Вспоминая теперь тот разговор, Марченко только вздыхал. На войне никогда не знаешь, где найдешь, где потеряешь. Кто ж мог тогда знать, что такое досадное и практически случайное ранение окажется в итоге удачей? Из всего отделения ранен в тот раз был только сам Роман – казалось бы, не пофартило. Но в итоге Марченко со своей простреленной ногой оказался на госпитальной койке в тихой и далекой от военных тревог и опасностей Пензе, а остальные бойцы его отделения, как и все прочие военнослужащие 189-й стрелковой дивизии РККА, очутились в киевском котле. Вот такие дела…
Так что теперь Ромка отлеживался в глубоком тылу, гулял, опираясь на палку, по коридорам госпиталя, еще недавно бывшего районной больницей, и активно впитывал поступающую со всех сторон информацию, стараясь понять, что же может ожидать его в ближайшем будущем. Собственно, больше и заняться-то было нечем, так как выход в город был ему пока не по силам, а в самом госпитале всерьез увлечься было решительно нечем – режимс, как говорил Ромкин лечащий врач – занятный старичок в старомодном пенсне. Так что оставалось только чтение газет (свежих и не очень), выслушивание регулярно передаваемых по радио сводок Совинформбюро да бесконечные разговоры с соседями по палате и прочими товарищами по несчастью.

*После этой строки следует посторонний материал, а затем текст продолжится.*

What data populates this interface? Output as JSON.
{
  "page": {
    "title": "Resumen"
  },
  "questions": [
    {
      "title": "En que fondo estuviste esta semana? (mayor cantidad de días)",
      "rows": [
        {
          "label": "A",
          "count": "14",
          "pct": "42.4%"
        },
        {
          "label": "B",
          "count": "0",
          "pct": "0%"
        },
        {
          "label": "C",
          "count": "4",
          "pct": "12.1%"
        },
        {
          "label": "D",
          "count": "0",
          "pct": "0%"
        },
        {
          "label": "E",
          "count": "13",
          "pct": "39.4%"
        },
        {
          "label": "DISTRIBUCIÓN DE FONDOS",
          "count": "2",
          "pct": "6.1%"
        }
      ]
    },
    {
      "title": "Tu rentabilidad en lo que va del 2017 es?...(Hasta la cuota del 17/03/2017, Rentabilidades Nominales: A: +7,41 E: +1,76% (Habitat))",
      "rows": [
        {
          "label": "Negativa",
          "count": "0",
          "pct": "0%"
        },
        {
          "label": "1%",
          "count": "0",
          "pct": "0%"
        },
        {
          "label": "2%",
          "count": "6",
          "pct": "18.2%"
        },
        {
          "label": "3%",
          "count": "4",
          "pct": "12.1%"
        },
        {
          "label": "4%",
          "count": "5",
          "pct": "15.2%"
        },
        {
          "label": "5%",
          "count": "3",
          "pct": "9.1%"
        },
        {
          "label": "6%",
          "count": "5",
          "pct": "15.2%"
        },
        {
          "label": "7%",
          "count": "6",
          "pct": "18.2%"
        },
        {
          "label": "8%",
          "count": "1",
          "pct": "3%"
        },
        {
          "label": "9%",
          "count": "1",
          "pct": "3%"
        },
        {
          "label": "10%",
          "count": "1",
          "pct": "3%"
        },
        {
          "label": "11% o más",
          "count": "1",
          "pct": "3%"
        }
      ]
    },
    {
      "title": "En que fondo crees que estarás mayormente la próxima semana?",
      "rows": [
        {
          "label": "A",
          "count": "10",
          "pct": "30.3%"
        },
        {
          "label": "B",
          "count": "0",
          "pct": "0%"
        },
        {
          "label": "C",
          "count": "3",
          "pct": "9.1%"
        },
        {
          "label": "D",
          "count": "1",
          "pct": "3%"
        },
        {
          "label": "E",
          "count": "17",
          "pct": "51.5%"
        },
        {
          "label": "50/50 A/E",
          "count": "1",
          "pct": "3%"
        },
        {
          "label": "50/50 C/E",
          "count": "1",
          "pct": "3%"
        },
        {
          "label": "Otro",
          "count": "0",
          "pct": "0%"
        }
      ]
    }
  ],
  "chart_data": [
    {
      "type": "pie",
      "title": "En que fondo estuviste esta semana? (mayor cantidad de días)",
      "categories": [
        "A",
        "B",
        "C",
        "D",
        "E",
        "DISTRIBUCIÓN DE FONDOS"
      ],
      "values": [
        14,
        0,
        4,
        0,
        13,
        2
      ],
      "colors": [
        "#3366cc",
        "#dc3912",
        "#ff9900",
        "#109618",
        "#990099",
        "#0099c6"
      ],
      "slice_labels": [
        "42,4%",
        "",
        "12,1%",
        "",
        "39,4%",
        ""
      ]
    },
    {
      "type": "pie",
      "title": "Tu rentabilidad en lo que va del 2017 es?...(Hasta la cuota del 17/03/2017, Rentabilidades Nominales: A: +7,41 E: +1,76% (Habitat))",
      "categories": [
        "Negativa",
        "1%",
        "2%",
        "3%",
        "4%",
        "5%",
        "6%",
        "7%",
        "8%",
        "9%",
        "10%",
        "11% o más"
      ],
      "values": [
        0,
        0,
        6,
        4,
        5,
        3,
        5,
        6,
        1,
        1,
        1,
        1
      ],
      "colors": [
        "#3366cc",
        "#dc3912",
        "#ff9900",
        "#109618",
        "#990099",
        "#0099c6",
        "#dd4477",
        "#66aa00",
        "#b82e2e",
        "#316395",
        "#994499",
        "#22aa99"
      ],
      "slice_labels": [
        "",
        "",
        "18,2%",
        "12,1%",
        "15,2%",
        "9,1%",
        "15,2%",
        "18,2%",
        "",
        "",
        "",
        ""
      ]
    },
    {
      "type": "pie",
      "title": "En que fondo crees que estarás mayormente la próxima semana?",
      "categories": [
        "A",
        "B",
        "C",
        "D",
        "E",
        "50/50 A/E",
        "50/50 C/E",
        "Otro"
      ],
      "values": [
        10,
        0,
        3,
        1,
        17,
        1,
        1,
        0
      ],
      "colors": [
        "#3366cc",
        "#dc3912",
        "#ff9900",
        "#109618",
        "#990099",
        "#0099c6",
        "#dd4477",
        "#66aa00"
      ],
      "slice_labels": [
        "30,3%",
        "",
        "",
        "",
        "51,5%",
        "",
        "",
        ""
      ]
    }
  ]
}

Вот и сейчас Роман аккуратно сложил газету недельной давности, чудом еще не отправившуюся на самокрутки, и отлепился от стены, собираясь покинуть гостеприимную лавочку во дворе, под навесом, и переместиться в более теплую и комфортабельную палату, чтобы продолжить там начатое еще с утра обсуждение текущего положения на фронтах. Но осуществить эти благие намерения ему не дали. Выскочивший на крыльцо, словно черт из-под печки, седоватый старшина, исполнявший в госпитале обязанности завхоза, крутанулся на месте, видимо, стремясь осмотреть весь горизонт разом, и, заметив Ромку, целеустремленно направился к нему.
Марченко при виде приближающегося старшины надулся, как среда на пятницу. И было от чего. Этот пожилой и заслуженный работник армейского тыла, которого в госпитале все называли не иначе как «дядя Федя», был большим любителем эксплуатировать всевозможные полезные навыки оказавшихся на излечении бойцов. И Рома, бывший до войны электриком, сполна испытал на себе последствия этого его пристрастия. Как старшина умудрялся добиваться от в общем-то не подчиненных ему раненых выполнения своих «просьб» – это отдельный разговор. Достаточно сказать, что популярности дяде Феде это не добавляло, так что реакция Романа была вполне объяснимой, но старшину это не смутило.
– Аа, Марченко, вот ты где!
Роман, нарочито кряхтя, уставился на старшину, как на врага народа:
– Надо что-то? Опять, что ли, проводка барахлит? Так тут я не помощник, все, что мог, уже сделал. Да и вообще, не могу я на одной ноге на табуретке в темном коридоре отплясывать и пальцы в провода под напряжением совать!